X = train_x.values.reshape(-1, 1)
y = train_y.values.reshape(-1, 1)
# compute with formulas from the theory
yhat = model_1.predict(X)
SS_Residual = sum((y-yhat)**2)
SS_Total = sum((y-np.mean(y))**2)
r_squared = 1 - np.divide(SS_Residual,SS_Total)
#r_squared = 1 - np.exp((float(SS_Residual))/SS_Total)
adjusted_r_squared = 1 - (1-r_squared)*(len(y)-1)/(len(y)-X.shape[1]-1)
print(r_squared, adjusted_r_squared)
Output:
[0.49632072] [0.49326812]
*4. Estimate values for the test data * Last thing to do is to estimate Win Shares with our test data. We'll compare our estimate to the true values and calculate the Root Mean Square Error.
model_1_predict_values = model_1.predict(test_x.values.reshape(-1, 1))
model_1_predict = pd.DataFrame({'Points Per Game': test_x.values, 'Actual Win Share': test_y.values,'Predicted Win Share': model_1_predict_values.reshape(1, -1)[0]})
The code below calculate Root Mean Square Error. The lower the Root Mean Square Error the closer our estimations are to the real values.
#Root Mean square error on test dataset
np.sqrt(np.mean(np.square(model_1_predict['Actual Win Share'] - \
model_1_predict['Predicted Win Share'])))
Output:
0.0523034857831081
Question: Can we create a linear regression model using points per game, total rebounds per game, and assists per game to estimate win shares per 48 minutes? We'll go through the same process as above (less the data exploration, which we do not need to do 2 times). We'll create the model and generate the statistics. Then we'll compare the single variable to the multivariable model.
playerAllStatsSince2014PG_Ys = playerAllStatsSince2014PG['WinsSharesPer48Minutes']
playerAllStatsSince2014PG_Xs = playerAllStatsSince2014PG[['PointsPerGame', 'TotalReboundsPerGame', 'AssistsPerGame']]
#splitting test and training data
train_x, test_x, train_y, test_y = train_test_split(playerAllStatsSince2014PG_Xs, playerAllStatsSince2014PG_Ys, test_size=0.20, random_state=42)
#fitting model
model_1 = LinearRegression()
model_1.fit(train_x, train_y)
model_1.score(train_x, train_y)
Output:
0.5060498809063979
It looks like this model's R-square value is already higher that our single variable. Next we'll calculate the model's estimate for Win Shares.
model_1_predict_values = model_1.predict(test_x)
model_1_predict = pd.DataFrame({'Actual Win Share': test_y.values,'Predicted Win Share': model_1_predict_values.reshape(1, -1)[0]})
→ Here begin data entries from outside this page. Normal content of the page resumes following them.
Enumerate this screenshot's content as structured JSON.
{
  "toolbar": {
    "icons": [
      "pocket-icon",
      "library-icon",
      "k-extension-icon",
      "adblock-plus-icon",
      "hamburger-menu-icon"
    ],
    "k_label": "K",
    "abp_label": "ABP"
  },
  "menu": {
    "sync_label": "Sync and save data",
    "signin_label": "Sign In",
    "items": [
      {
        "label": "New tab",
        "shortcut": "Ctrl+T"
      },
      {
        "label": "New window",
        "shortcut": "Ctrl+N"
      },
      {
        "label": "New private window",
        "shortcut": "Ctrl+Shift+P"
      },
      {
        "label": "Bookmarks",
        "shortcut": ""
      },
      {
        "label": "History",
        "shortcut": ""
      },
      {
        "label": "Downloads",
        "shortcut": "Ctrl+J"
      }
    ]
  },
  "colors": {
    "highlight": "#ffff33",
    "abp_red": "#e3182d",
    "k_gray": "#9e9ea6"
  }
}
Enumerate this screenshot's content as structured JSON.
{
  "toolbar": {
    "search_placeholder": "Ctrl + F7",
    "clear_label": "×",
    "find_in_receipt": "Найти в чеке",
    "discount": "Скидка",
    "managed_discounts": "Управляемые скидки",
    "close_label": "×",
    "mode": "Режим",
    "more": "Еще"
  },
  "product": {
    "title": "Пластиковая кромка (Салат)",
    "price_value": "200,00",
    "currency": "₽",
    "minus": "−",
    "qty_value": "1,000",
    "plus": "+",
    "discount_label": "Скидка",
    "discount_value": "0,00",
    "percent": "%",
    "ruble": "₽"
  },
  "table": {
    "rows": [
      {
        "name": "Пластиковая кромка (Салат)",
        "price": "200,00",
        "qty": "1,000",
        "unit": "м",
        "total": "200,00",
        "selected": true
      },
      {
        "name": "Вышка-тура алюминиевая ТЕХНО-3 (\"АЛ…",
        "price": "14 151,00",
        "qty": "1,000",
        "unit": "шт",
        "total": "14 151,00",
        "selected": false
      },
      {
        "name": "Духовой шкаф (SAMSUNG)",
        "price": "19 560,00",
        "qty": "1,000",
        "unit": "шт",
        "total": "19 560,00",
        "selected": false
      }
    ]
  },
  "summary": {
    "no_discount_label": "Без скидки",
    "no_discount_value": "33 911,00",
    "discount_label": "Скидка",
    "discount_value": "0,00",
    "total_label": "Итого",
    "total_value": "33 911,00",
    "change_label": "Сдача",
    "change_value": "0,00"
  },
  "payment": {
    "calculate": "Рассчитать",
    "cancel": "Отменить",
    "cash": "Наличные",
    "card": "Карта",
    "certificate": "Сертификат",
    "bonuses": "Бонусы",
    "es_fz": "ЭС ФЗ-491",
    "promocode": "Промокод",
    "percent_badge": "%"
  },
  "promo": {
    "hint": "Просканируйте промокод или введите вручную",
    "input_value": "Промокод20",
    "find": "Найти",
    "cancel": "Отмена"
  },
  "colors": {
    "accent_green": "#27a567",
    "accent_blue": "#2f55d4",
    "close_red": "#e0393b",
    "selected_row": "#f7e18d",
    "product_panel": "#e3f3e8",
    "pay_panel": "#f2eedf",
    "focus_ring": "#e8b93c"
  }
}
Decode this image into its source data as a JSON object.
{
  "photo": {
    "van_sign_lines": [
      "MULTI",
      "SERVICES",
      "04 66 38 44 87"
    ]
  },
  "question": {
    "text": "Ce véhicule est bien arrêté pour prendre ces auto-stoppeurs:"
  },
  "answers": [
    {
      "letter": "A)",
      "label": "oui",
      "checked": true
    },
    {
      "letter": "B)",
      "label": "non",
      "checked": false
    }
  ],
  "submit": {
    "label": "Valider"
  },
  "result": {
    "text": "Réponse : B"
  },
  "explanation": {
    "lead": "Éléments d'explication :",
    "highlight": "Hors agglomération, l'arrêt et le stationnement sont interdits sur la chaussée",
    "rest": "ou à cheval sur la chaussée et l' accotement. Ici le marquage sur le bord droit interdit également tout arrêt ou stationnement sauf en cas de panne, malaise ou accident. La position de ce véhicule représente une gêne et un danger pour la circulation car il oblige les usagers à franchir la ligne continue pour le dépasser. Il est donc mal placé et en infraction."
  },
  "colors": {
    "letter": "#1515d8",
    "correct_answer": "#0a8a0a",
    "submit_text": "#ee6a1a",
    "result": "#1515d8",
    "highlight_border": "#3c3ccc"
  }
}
#Root Mean square error on test dataset
np.sqrt(np.mean(np.square(model_1_predict['Actual Win Share'] - model_1_predict['Predicted Win Share'])))
Output:
0.05174714479057624
X = train_x.values
y = train_y.values
# compute with formulas from the theory
yhat = model_1.predict(X)
SS_Residual = sum((y-yhat)**2)
SS_Total = sum((y-np.mean(y))**2)
r_squared = 1 - np.divide(SS_Residual,SS_Total)
#r_squared = 1 - np.exp((float(SS_Residual))/SS_Total)
adjusted_r_squared = 1 - (1-r_squared)*(len(y)-1)/(len(y)-X.shape[1]-1)
print(r_squared, adjusted_r_squared)
Output:
0.5060498809063977 0.49695877442001235
Comparing single variable to multivariate linear regression model Below is a summary of the test statistics of the two models we created. Across all 3 statistics, the multivariate model performs slightly better than the single variable.
statistic | single | multi |
---|---|---|
r-squared | 0.49632 | 0.50604 |
adjusted r-squared | 0.49326 | 0.49695 |
RMSE | 0.0523 | 0.0517 |